A relevant number of C. jejuni proteins identified in this study were involved in metabolism. Thus, 33 proteins associated to metabolic processes were detected in INT-407 infected cells, 16 of these proteins showed significantly (p < 0.05) reduced levels at T24h compared to T3h and only three proteins showed a moderate increase in their levels at 24 h post-infection. This C. jejuni metabolic downshift at T24h of infection was not observed in IPEC-1, where from 12 C. jejuni identified proteins associated to metabolism, only hisF (p < 0.01) and acnB (p < 0.05) resulted significantly downregulated after 24 h of infection.
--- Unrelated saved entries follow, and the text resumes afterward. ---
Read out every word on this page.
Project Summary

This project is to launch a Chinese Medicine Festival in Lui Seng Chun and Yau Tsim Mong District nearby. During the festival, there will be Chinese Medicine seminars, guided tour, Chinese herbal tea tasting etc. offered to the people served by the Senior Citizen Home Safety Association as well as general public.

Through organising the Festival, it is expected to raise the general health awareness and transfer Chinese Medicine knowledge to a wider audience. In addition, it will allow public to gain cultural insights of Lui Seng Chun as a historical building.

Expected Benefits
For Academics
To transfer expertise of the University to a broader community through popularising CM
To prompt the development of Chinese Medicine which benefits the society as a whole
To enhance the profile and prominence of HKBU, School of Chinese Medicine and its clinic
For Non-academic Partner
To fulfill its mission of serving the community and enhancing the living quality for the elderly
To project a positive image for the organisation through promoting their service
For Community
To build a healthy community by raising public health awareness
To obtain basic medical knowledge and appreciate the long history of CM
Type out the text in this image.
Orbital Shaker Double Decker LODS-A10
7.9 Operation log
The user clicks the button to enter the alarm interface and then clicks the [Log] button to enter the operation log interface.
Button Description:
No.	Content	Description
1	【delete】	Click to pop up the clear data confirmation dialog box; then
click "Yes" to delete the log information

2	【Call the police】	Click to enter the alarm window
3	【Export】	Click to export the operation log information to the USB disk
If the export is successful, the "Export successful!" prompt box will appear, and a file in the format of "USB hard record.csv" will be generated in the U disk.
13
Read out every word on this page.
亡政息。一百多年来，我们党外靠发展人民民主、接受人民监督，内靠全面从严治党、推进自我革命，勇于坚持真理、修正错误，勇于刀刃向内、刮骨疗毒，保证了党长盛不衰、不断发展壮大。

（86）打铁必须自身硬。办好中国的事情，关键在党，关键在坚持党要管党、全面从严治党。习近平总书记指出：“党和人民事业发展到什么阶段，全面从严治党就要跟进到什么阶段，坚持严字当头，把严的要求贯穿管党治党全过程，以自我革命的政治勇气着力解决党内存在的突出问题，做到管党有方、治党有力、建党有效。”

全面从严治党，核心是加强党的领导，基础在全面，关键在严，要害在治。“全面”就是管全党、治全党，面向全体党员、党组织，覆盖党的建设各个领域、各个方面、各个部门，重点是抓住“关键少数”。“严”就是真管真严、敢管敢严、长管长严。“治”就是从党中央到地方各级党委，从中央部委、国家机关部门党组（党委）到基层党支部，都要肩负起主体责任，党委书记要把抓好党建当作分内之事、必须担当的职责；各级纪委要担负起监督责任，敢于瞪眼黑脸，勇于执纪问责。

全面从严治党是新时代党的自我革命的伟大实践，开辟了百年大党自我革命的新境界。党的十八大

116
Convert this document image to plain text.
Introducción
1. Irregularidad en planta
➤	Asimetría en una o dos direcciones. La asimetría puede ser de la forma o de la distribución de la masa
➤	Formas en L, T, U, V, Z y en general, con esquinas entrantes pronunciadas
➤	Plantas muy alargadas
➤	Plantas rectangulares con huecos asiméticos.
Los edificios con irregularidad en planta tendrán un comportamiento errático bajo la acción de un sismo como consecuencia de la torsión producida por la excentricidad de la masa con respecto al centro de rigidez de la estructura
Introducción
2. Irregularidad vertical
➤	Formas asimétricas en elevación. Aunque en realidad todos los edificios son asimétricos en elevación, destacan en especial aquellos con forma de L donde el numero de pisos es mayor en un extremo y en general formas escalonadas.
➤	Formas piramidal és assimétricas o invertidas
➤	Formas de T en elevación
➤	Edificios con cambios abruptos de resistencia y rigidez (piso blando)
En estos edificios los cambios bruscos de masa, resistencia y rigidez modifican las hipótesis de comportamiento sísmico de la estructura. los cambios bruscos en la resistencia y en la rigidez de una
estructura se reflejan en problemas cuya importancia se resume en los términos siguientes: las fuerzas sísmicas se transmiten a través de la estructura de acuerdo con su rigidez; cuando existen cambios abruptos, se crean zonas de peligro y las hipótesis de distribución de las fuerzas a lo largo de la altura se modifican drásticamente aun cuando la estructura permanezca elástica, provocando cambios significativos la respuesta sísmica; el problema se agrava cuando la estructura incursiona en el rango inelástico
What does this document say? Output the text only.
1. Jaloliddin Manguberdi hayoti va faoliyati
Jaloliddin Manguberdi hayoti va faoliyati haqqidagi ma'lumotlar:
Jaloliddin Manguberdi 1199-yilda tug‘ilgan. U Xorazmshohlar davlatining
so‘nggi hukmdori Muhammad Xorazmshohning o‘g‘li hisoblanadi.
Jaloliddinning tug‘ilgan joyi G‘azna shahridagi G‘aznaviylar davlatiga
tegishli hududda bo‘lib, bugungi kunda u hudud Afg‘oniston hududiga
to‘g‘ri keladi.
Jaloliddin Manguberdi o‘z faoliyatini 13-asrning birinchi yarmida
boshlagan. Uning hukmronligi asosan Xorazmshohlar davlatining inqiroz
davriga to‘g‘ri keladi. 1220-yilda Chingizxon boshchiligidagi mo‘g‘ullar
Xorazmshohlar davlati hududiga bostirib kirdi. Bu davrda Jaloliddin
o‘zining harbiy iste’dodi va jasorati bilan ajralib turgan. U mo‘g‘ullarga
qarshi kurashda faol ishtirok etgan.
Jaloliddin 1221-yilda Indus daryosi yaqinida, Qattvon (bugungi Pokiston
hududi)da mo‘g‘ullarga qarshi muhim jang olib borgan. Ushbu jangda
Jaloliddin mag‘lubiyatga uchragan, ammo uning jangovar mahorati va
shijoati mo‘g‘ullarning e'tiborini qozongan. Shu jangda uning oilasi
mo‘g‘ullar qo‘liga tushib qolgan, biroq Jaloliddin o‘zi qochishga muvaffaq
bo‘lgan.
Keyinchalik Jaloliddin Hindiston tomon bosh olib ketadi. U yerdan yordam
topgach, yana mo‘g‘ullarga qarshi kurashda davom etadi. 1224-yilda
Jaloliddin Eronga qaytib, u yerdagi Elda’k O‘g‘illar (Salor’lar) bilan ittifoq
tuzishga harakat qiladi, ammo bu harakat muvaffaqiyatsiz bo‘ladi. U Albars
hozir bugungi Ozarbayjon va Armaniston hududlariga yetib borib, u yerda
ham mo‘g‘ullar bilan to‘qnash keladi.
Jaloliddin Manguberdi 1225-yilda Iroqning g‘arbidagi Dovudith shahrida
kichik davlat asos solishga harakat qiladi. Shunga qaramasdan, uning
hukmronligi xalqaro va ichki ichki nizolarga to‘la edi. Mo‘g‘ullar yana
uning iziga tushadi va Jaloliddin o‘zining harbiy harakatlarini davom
By using STRING tool we built an enriched model to predict associations among observed C. jejuni proteins and functional partners (Figure 3, Table S6). The predicted model organized proteins in different clusters. The main cluster was built around cheA chemotaxis protein, surrounded by 15 functional proteins in total. This “chemotaxis cluster” was closely linked to the “motility cluster,” where the adhesion protein flaB was associated to flagellar proteins such as fliD, fliY, or motA as well as the protein pseE, involved in the glycosylation of the flagella (Figure 3). The heat-shock proteins dnaK and htpG were clustered together and with the chemotaxis protein groL. Finally, two “iron uptake clusters” were conformed. The siderophor cbpA and iron captation protein p19 were joined to the oxidative stress protein ahpC and other functional partners, which include the permease cfbpB, the lipotrotein cj0176c, and the tioredoxin trxB. On the other hand, iron captation protein cfrA was included in other iron uptake cluster, among its partners are included the protein exB1 associated to iron uptake from the host and the protein atpD, involved in the synthesis of ATP, which was detected in our study, although not included as virulence factor.

The authors declare that the research was conducted in the absence of any commercial or financial relationships that could be construed as a potential conflict of interest.